One of the main arguments for the validity of MP 954 was that it only covered “non intimate data” which would be freely available in telephone catalogs. However, the Court recognised that there is no such thing as neutral or insignificant personal data in the current technological context, which would allow for several possibilities of data processing. The case rapporteur, Justice Rosa Weber, has expressly stated that any data that leads to the identification of a person can be used for different purposes and therefore, deserves constitutional protection. It is worth noticing that name and cell phone numbers were the exact sort of data that is reported to have been used in electoral disinformation campaigns that struck Brazil’s last presidential elections.

 

Fundamental right status

In this context, the Court ruled that data protection is grounded in different constitutional protections of the individuals (such as privacy and due process related guarantees), and therefore, holds a fundamental right status. In fact, different justices have expressly extracted this construction from both the German right to informative self-determination and article 8 of the European Charter of Fundamental Rights.
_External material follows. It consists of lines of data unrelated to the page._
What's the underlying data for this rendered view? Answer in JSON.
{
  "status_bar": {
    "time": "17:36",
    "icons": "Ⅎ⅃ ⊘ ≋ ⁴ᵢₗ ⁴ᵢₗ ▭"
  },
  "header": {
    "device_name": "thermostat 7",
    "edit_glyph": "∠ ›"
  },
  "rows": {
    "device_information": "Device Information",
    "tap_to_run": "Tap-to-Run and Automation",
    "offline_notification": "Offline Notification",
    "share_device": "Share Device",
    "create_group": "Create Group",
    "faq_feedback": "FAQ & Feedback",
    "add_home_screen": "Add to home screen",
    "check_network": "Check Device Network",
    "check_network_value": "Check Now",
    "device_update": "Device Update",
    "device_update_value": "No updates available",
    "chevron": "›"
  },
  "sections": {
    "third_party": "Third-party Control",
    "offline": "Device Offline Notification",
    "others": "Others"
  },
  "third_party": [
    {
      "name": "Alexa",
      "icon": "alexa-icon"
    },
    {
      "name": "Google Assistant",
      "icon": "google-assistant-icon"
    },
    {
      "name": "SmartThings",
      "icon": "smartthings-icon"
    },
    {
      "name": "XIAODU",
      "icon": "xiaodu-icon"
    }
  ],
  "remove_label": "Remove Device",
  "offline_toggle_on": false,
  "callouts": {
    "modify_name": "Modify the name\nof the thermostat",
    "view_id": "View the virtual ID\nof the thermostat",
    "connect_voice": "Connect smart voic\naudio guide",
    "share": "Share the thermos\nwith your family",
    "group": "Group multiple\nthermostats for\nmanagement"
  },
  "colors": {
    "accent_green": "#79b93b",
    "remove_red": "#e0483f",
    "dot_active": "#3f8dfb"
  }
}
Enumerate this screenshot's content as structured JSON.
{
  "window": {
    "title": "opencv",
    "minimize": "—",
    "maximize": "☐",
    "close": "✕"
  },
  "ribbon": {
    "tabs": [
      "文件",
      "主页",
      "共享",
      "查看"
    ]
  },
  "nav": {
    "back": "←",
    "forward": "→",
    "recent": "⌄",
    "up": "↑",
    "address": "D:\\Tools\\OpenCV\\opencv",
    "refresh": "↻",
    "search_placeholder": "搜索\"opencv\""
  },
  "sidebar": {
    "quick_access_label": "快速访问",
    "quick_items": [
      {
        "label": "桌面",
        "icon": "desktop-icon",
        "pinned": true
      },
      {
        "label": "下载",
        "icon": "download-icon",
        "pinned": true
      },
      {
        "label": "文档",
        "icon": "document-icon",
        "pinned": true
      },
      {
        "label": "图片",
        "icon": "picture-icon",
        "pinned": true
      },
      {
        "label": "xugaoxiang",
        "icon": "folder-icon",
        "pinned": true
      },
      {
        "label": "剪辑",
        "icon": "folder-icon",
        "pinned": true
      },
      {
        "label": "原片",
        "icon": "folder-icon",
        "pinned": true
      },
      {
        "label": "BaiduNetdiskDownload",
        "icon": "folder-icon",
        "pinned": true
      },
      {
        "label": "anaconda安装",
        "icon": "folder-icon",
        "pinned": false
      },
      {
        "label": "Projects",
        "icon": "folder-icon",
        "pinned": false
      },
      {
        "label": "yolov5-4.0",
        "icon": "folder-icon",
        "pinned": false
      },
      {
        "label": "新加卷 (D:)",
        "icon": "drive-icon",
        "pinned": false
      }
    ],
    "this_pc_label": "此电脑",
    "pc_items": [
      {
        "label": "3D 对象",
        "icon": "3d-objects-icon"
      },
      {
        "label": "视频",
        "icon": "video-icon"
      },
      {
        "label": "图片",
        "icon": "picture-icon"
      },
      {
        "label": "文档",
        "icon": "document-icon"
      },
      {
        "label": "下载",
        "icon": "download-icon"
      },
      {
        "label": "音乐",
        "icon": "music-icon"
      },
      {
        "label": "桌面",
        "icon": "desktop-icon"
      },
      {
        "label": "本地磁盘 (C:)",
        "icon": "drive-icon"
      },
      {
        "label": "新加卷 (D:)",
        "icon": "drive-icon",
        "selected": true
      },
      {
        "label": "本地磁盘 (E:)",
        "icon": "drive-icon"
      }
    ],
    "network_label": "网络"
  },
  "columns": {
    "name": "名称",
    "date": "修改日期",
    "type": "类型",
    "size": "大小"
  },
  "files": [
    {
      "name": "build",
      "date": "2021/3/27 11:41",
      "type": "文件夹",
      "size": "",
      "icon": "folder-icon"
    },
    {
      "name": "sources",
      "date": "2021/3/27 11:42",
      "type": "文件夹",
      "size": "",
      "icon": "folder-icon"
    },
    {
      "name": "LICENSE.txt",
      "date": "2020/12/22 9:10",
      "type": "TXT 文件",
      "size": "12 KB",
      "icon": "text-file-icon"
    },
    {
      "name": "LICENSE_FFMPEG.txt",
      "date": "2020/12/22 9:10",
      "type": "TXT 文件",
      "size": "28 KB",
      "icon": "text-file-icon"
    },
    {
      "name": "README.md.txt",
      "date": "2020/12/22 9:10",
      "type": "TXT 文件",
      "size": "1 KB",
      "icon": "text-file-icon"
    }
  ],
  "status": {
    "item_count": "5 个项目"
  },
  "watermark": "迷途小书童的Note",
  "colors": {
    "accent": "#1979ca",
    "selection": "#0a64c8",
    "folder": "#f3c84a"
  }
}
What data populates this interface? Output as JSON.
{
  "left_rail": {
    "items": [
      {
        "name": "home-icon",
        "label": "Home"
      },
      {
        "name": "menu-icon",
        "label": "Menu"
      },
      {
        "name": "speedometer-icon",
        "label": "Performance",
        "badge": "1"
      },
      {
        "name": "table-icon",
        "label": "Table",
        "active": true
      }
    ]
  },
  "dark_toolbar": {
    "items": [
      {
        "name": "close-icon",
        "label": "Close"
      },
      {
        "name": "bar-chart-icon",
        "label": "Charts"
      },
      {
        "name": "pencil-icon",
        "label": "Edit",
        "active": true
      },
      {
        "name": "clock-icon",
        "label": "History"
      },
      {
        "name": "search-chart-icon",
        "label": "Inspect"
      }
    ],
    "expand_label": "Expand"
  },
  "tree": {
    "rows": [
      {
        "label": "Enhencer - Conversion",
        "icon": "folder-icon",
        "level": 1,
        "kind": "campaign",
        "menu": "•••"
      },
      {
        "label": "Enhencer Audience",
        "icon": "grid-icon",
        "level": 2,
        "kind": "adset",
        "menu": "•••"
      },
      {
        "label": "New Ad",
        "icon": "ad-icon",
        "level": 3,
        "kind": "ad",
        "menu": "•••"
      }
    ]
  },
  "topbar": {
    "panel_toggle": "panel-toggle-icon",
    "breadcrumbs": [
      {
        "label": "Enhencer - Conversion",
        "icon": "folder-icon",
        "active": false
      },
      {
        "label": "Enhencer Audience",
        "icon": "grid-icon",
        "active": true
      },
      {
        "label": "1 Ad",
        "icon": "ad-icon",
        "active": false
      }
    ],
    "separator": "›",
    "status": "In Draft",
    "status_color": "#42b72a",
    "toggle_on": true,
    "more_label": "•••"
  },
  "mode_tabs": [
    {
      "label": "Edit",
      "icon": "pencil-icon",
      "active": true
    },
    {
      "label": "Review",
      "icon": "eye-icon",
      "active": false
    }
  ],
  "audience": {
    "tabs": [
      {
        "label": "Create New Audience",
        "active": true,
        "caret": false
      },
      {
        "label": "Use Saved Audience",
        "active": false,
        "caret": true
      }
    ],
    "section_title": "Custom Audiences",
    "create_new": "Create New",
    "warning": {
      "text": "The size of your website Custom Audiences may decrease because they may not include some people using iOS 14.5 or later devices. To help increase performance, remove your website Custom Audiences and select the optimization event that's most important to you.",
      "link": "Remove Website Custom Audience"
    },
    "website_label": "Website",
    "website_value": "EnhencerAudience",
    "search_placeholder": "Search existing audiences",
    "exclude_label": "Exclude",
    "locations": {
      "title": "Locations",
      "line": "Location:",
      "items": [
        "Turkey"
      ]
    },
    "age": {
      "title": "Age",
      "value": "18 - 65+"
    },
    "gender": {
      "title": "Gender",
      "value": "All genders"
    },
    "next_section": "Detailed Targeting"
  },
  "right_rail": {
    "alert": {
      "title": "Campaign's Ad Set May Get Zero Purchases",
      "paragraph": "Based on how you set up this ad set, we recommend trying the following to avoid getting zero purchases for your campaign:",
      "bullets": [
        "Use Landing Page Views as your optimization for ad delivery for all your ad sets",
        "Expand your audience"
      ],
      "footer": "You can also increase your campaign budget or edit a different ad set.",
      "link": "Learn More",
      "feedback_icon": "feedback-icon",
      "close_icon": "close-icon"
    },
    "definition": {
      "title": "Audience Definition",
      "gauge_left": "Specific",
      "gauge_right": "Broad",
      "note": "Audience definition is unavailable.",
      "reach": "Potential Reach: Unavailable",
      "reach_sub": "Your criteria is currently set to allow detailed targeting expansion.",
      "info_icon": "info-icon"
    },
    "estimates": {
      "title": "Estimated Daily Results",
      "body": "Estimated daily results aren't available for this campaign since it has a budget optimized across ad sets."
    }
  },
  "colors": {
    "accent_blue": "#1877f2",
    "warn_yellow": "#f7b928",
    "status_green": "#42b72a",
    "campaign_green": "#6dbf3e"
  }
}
As such, data protection entails both a subjective right - which must be defended by the state, by protecting individuals from external threats - as well as an objective dimension. According to the latter, it is not enough that the state reacts to data protection breaches. It must also actively promote concrete measures that protect individuals from the misuse of their data, may it be by public or private actors.

 

Institutional limitations of data protection in Brazil

Justice Rosa Weber also highlighted that the risks entailed in MP 954 – namely, its vague terms, absence of security measures and disproportionate collection of data – are potentially increased by the current institutional limitations of data protection in Brazil. This fragile framework is related, in first place, to the fact that the data protection law, that would come into force next August, has been postponed to 2021. Despite the country having constitutional and other legal provisions that support data protection claims, a sanitary emergency with the potential to impact use of personal data must have strengthened the claim for an organised and coherent data protection regime. Instead, it served as ground for its weakening, depriving the institutional landscape of clarity and legal certainty. Secondly, the lack of a data protection authority leaves it without an expert and independent body that can also contribute to fair and efficient measures involving the use of data.

Even though this Supreme Court decision cannot revert these setbacks, it sends a clear message to the government regarding future initiatives that might come to the Court’s appreciation.

 

The milestone and the challenges ahead

Besides settling this specific dispute, the Supreme Court endorsed years of debate and initiatives towards the enhancement of data protection regulation. In a time when data protection measures were already being underrated for the (alleged) sake of public health, this decision underpins present and future initiatives of data use in purpose limitation, proportionality and the active adoption of information security measures. Furthermore, the decision establishes relevant boundaries for the executive and legislative branches, which were not clear in the Brazilian Landscape yet.

Even though this decision does not neutralise all the current risks for data protection, it does state an important precedent for lower courts. As adjudication will possibly continue to play an important role in containing initiatives such as MP 954, only the creation of a data protection authority, with its multistakeholder council, would bring more legal certainty for data processing in the country.

Nevertheless, the ruling already provides for clear constitutional standards for legitimate data processing. Hopefully, it will also clear the path for the full implementation of the data protection framework designed in Law 13.709/18.